If you need to hire a debt collection agency, make sure you hire the right one.
Here are some useful tips to consider before hiring a collection agency:
Are they reporting to the credit bureaus?
A debt collection agency may utilize its ability to report unpaid debts to credit bureaus. In general, a debt or delinquent account negatively affects a debtor’s credit score for up to seven years—which is why debtors will often agree to payment arrangements simply to avoid credit-score damage.
Will they handle your "skip-tracing" needs?

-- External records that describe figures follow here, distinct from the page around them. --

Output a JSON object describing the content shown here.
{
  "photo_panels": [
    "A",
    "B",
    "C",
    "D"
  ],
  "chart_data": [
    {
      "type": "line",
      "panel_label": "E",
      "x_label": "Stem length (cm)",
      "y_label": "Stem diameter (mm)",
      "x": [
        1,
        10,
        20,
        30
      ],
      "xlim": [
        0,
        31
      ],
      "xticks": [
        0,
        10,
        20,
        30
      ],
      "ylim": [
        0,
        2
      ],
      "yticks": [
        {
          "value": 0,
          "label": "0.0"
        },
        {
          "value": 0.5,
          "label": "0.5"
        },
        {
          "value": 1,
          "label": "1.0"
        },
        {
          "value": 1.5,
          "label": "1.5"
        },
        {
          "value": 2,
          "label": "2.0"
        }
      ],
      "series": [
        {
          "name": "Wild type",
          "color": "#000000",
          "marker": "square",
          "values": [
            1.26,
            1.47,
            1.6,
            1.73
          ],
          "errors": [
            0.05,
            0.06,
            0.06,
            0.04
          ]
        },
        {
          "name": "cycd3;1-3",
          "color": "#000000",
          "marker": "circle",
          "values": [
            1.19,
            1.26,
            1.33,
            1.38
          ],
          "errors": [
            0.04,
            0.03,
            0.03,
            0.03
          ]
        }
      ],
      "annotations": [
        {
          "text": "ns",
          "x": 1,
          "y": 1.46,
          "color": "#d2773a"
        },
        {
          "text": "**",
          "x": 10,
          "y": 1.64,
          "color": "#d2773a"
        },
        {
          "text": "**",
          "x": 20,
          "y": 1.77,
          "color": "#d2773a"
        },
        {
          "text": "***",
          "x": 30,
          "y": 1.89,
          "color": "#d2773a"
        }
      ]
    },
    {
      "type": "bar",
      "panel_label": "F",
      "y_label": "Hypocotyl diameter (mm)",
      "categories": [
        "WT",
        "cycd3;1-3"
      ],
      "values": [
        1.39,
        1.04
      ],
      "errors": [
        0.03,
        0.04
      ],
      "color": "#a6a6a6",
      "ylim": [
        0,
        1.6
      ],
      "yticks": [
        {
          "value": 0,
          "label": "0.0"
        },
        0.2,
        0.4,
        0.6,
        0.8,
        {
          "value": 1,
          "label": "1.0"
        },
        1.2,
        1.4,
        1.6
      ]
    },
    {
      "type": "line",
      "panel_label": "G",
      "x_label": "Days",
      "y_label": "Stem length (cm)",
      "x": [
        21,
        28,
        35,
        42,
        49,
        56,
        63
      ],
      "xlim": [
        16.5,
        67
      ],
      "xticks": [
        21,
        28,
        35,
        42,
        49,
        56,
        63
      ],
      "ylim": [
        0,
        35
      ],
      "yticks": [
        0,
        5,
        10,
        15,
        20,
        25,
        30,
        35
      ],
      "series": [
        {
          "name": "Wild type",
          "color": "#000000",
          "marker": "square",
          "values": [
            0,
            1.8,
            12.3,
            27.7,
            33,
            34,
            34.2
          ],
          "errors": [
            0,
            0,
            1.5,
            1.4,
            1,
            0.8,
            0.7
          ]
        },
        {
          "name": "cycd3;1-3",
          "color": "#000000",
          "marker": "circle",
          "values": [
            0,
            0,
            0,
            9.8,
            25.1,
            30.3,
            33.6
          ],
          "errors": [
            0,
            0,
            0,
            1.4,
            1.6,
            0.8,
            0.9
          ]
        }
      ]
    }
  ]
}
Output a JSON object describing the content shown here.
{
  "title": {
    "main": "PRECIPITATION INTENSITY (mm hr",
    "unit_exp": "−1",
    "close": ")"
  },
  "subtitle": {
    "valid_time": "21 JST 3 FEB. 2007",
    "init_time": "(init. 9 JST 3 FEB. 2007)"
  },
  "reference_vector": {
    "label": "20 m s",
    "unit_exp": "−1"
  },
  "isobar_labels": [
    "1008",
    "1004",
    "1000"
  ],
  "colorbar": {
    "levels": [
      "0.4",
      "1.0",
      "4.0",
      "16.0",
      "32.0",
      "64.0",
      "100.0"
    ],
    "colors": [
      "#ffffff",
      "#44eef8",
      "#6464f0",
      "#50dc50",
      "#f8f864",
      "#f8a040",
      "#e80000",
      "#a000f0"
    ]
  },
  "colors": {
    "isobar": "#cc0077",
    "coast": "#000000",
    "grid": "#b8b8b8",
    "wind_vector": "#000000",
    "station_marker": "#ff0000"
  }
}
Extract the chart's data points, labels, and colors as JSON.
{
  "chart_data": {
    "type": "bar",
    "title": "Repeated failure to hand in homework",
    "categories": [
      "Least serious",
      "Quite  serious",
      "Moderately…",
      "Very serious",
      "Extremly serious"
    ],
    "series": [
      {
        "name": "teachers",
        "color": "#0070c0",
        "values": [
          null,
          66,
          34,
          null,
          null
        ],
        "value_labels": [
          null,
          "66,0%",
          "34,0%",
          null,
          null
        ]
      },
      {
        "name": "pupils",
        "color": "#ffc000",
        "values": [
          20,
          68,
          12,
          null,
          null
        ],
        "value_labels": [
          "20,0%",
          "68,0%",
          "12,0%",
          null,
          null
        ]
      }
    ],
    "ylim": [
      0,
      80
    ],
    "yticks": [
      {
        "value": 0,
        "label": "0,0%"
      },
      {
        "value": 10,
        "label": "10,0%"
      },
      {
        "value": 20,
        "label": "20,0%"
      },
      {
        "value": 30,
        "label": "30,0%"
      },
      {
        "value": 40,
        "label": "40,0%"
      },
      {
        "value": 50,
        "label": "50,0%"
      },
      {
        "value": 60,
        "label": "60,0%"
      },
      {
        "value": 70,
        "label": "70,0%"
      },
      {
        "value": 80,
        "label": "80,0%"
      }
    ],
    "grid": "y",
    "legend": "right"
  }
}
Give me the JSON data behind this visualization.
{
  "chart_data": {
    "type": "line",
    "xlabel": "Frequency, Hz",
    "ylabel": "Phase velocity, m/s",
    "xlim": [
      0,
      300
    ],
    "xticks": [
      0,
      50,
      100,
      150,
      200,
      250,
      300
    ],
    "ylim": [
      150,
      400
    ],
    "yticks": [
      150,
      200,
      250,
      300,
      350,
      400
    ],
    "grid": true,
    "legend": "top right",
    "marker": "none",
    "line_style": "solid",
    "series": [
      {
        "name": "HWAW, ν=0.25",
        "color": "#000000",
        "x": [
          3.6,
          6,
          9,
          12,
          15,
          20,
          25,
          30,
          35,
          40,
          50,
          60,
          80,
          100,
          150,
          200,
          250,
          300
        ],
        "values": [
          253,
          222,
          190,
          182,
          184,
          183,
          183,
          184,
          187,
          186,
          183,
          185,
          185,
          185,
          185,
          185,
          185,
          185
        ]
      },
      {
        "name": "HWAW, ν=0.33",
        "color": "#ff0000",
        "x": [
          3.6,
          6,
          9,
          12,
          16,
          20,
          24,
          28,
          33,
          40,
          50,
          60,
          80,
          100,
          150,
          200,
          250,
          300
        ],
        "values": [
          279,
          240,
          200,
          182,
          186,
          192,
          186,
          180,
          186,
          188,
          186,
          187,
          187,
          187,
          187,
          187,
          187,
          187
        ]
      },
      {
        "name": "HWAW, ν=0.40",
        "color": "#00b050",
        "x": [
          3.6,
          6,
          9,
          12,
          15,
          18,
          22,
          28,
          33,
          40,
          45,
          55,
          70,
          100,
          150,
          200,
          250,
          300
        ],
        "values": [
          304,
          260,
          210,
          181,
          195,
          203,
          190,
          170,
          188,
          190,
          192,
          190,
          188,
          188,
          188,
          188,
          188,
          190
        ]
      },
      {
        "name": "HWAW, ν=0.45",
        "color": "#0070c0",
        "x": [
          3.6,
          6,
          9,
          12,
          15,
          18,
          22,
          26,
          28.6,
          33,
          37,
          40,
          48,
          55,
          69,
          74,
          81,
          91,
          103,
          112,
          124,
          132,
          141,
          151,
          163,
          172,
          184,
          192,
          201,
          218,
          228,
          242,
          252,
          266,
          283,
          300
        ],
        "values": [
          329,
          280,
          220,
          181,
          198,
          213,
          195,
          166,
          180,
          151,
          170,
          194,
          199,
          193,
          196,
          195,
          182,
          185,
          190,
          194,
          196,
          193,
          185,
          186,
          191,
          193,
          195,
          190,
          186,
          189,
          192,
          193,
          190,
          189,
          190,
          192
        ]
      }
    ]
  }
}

Unfortunately, sometimes debtors skip town. To combat this practice, good collection agencies use what is known as “skip tracing”, which means that they use and have access to several databases that allow them to locate a debtor who has left no forwarding address. This is especially important if you’ve been personally contacting your debtor and have been routinely ignored.
Are they Associate?
The ACA International Is the Association of Credit and Collection Professionals.
The ACA International is the largest debt collection association who ensure its members perform professional and ethical.
Verify that the agency is up-to-date on compliance and certifications:
Most states require consumer collection agencies to be licensed in the state where they are collecting debts. There are states who will require the agencies to be bonded as well. You can check to see your state’s licensing and bonding requirements on this state-by-state list.
What tactics will they use to collect the debt?
Your reputation is paramount, and you want to ensure that the debt collector doesn’t use collection methods that harm yours. For instance, refusing to negotiate if the debtor is having difficult financial times isn’t illegal, but you might not be comfortable with it.
For medical providers verify if they are HIPAA compliant.
If you are looking to hire a debt collection agency to collect unpaid medical bills, be sure to verify if the agency is HIPAA compliant. The Health Insurance Portability and Accountability Act (HIPAA) sets the standard for sensitive patient data protection.
Are they working on a contingency or flat fee model?
Most debt collection agencies use the contingency-based model nowadays. In plain English, that means they only charge if they successfully collect. Fees average 25 to 45 percent of the total amount of debt collected per account.
With flat fee, you get charged a fixed fee that is charged upfront—regardless of account age, volume, industry, average balance, or any other variable. The flat fee is generally $15 to $25 per account.
Will they provide you an online portal?
24/7 online access to your account is not a luxury, and your collection agency should give you access to an online portal with the ability to upload monitor and generate reports easily.